Dans mon discours prêt de Ground Zero, le 11 septembre dernier à New York, je soulignais qu’il fallait désormais arrêter ce petit jeu de la culpabilisation de l’occident, de l’Amérique, que les prêcheurs islamistes jouent avec nous. Nous mêmes, nous devons arrêter de jouer ce jeu. A ceux là, j’adresse le même message. C’est une offense de nous raconter que nous sommes coupables et que nous méritons ce qui nous arrive. Nous méritons encore moins de devenir des étrangers dans nos propres pays. Nous ne devons pas accepter ces offenses. Parce que premièrement, la civilisation occidentale est la plus libre et la plus florissante de la terre. C’est bien pour cela qu’autant d’immigrants veulent venir chez nous.

Deuxièmement, nous ne connaissons pas de culpabilité collective. Des individus libres sont des acteurs moraux libres, qui sont exclusivement responsables de leurs faits et gestes. Je suis très heureux d’être ce jour à Berlin afin de lancer ce message, qui est particulièrement important en Allemagne. Ce qui pu se passer dans le passé dans votre pays, pour cela la génération actuelle n’est pas coupable. Ce qui pu encore se passer dans le passé, ce n’est pas une excuse pour punir les Allemands d’aujourd’hui. Cependant, vous n’avez aucune excuse de vous retirer du combat pour votre propre identité. Il est de votre responsabilité d’éviter les erreurs du passé. Il est également de votre responsabilité d’être aux côtés de ceux qui sont menacés par l’islam. Comme l’Etat d’Israël et de ses citoyens juifs.

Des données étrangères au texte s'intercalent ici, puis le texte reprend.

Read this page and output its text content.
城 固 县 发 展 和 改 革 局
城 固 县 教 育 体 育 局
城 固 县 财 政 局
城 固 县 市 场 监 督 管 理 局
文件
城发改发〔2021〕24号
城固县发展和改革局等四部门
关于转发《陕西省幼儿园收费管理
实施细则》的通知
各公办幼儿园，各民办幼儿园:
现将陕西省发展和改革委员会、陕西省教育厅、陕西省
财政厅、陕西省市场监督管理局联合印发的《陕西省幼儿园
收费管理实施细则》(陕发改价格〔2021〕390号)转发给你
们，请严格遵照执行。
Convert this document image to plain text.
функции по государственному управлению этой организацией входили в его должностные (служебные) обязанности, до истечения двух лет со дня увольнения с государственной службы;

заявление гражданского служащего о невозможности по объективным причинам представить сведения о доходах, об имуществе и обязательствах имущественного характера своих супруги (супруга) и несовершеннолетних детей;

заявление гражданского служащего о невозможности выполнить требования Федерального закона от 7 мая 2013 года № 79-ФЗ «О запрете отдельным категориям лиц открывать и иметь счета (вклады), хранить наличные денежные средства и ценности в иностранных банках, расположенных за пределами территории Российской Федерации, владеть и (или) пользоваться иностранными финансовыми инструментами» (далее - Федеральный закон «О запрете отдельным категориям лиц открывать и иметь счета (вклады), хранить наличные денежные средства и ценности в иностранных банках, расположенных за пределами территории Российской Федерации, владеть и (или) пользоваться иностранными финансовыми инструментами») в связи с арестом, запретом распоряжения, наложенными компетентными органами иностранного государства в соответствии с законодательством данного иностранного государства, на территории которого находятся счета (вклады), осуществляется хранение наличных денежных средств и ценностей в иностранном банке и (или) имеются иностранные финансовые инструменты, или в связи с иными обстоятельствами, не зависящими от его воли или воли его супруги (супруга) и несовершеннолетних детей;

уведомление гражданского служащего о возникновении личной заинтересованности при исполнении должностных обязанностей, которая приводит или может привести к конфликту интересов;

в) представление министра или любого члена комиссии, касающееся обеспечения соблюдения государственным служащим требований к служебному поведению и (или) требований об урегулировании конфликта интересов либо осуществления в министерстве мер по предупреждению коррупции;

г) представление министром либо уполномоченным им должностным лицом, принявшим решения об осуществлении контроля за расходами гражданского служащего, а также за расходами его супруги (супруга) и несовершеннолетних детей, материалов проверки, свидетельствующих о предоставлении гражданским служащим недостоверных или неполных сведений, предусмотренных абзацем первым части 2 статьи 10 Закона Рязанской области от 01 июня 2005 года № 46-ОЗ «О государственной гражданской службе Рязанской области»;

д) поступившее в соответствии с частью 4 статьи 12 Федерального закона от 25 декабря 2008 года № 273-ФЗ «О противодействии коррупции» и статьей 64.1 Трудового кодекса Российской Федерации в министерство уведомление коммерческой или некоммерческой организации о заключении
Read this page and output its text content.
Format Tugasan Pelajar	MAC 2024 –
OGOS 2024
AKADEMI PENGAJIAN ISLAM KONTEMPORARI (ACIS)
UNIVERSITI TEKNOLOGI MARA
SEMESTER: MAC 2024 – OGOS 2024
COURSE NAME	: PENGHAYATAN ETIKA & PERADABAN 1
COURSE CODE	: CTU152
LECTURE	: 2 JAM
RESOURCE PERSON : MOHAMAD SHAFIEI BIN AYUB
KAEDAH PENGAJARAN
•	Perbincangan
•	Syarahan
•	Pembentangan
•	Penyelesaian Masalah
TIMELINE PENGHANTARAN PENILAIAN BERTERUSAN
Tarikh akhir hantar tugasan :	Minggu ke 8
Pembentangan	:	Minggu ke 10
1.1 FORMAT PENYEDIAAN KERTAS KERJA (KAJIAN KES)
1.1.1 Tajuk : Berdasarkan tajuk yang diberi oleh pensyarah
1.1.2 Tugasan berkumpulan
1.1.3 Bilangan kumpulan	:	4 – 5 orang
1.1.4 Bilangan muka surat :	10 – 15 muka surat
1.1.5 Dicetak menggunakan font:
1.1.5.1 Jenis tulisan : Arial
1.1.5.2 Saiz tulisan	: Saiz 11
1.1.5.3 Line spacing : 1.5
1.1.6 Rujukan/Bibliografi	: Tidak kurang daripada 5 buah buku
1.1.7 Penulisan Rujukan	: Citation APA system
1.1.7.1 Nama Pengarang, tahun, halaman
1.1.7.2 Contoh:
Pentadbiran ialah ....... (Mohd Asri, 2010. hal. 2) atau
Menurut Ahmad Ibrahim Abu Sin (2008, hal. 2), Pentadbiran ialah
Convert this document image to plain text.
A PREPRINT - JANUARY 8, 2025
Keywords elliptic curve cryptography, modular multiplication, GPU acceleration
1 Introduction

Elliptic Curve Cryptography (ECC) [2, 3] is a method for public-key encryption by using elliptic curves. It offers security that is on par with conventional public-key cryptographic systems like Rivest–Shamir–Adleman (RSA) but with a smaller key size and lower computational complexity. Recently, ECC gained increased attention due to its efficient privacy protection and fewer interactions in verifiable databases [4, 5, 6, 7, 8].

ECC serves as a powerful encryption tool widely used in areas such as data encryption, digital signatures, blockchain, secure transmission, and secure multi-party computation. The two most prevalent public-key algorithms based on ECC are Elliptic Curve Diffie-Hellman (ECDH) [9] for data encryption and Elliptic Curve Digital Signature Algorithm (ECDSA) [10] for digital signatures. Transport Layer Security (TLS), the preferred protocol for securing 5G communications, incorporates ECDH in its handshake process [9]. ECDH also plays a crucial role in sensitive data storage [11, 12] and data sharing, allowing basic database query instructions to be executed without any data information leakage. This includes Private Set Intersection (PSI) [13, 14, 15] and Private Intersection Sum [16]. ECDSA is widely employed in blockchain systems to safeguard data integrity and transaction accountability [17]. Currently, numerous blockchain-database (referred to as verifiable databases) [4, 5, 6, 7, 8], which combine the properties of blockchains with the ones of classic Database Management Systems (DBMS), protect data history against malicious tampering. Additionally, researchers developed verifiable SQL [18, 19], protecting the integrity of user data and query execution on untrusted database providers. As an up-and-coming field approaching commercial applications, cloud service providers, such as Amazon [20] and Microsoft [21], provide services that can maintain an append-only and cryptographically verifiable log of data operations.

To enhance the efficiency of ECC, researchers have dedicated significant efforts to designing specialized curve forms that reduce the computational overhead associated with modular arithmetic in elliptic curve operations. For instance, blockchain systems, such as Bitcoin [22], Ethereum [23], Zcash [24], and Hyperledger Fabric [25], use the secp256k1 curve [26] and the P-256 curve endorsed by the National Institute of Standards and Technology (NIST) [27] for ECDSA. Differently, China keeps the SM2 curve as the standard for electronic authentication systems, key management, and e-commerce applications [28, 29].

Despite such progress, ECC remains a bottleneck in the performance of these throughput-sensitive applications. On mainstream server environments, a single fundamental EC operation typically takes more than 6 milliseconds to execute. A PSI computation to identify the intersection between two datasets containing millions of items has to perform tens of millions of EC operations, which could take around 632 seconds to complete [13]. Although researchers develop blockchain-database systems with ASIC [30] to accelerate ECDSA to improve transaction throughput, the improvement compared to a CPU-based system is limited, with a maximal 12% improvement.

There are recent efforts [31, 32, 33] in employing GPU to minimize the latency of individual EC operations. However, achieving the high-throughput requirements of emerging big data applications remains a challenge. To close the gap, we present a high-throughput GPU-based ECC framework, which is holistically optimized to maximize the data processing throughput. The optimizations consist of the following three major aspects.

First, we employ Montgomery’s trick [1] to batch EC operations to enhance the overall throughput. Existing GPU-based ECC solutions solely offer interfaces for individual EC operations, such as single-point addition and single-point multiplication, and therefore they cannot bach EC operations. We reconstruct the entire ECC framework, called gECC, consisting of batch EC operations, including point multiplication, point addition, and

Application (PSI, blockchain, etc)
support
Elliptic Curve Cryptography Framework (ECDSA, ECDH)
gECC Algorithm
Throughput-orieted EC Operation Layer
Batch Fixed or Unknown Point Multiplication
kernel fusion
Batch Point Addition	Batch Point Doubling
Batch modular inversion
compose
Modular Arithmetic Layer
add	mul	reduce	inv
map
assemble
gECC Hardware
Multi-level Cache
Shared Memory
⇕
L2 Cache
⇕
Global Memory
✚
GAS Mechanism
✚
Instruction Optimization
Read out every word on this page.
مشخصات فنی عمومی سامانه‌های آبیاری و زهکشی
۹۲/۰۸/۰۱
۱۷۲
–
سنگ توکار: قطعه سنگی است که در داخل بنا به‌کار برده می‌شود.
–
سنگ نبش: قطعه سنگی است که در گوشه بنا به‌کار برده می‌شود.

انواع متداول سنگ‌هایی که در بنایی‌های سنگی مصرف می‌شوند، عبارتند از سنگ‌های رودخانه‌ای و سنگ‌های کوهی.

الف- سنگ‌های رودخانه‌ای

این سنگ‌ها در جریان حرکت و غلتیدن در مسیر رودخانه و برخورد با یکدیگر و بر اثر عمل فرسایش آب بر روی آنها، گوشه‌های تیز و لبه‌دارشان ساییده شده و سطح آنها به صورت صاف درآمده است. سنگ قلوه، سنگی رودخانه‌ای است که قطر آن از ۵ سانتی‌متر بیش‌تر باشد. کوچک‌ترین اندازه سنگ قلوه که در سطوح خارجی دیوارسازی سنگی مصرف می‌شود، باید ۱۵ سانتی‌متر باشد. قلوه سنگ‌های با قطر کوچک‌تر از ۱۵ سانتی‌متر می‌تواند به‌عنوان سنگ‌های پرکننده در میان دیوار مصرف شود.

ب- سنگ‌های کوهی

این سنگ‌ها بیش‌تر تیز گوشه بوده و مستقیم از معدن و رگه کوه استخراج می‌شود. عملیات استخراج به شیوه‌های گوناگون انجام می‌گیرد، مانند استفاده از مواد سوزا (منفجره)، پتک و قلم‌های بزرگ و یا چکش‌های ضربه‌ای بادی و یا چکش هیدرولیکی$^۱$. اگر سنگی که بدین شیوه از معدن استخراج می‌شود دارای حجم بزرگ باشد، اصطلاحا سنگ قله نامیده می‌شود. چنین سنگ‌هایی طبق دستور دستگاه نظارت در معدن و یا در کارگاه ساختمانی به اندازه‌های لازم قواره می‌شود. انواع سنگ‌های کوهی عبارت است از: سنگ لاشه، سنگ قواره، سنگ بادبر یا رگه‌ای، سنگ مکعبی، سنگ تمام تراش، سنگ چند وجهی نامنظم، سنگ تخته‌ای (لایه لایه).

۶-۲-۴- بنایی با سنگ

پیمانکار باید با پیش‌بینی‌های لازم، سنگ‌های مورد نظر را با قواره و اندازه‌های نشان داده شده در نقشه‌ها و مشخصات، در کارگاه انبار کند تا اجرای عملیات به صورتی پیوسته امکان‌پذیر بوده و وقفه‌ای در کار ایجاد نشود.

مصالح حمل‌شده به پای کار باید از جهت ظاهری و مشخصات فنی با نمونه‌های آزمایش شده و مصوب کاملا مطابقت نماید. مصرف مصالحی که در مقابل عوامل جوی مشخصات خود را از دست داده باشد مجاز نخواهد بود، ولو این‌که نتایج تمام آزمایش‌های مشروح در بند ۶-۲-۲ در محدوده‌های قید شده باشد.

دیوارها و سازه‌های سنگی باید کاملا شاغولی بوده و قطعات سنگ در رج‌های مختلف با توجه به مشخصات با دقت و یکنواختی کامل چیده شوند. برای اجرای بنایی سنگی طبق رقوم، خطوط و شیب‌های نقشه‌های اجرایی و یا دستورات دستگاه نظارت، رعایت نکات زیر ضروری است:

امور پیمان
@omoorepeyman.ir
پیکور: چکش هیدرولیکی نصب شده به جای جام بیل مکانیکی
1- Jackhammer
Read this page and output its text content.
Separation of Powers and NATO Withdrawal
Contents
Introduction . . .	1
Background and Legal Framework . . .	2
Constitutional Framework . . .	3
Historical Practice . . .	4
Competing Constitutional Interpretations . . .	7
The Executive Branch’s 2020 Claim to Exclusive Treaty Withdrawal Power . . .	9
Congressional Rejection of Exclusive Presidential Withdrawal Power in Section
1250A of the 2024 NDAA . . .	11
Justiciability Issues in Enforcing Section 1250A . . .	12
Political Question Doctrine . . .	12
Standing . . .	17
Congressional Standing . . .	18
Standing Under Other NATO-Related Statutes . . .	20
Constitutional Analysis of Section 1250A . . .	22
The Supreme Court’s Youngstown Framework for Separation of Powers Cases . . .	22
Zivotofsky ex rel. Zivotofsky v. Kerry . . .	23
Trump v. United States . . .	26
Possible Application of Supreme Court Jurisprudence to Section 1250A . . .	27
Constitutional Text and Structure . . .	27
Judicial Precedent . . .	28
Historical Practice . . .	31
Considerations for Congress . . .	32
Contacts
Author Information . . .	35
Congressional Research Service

La République de Weimar rejetait le combat pour la liberté et fut écrasée par une idéologie totalitaire avec des conséquences catastrophiques pour l’Allemagne, le reste de l’Europe et le monde. Ne laissez pas passer l’occasion de combattre pour votre liberté. Je suis très heureux d’être parmi vous aujourd’hui, car il semble, que, 20 ans après la réunification, cette nouvelle génération ne ressent plus de sentiment de culpabilité d’être allemand. L’actuel débat qui fait rage sur le livre récemment publié de Thilo Sarrazin est un signe que l’Allemagne s’apaise avec elle même. Je n’ai pas encore lu le livre du Dr. Sarrazin, mais je constate que, pendant que les élites du politiquement correct s’insurgent contre ses thèses et intervinrent en faveur de sa démission de dirigeant de la Bundesbank, la grande majorité des Allemands approuvent et estiment que le Dr. Sarrazin a mis l’accent sur un sujet urgent et brûlant. « L’Allemagne capitule » alerte Sarrazin et appelle les Allemands à contrecarrer ce process. L’énorme succès du livre prouve qu’un grand nombre d’Allemands sont du même avis.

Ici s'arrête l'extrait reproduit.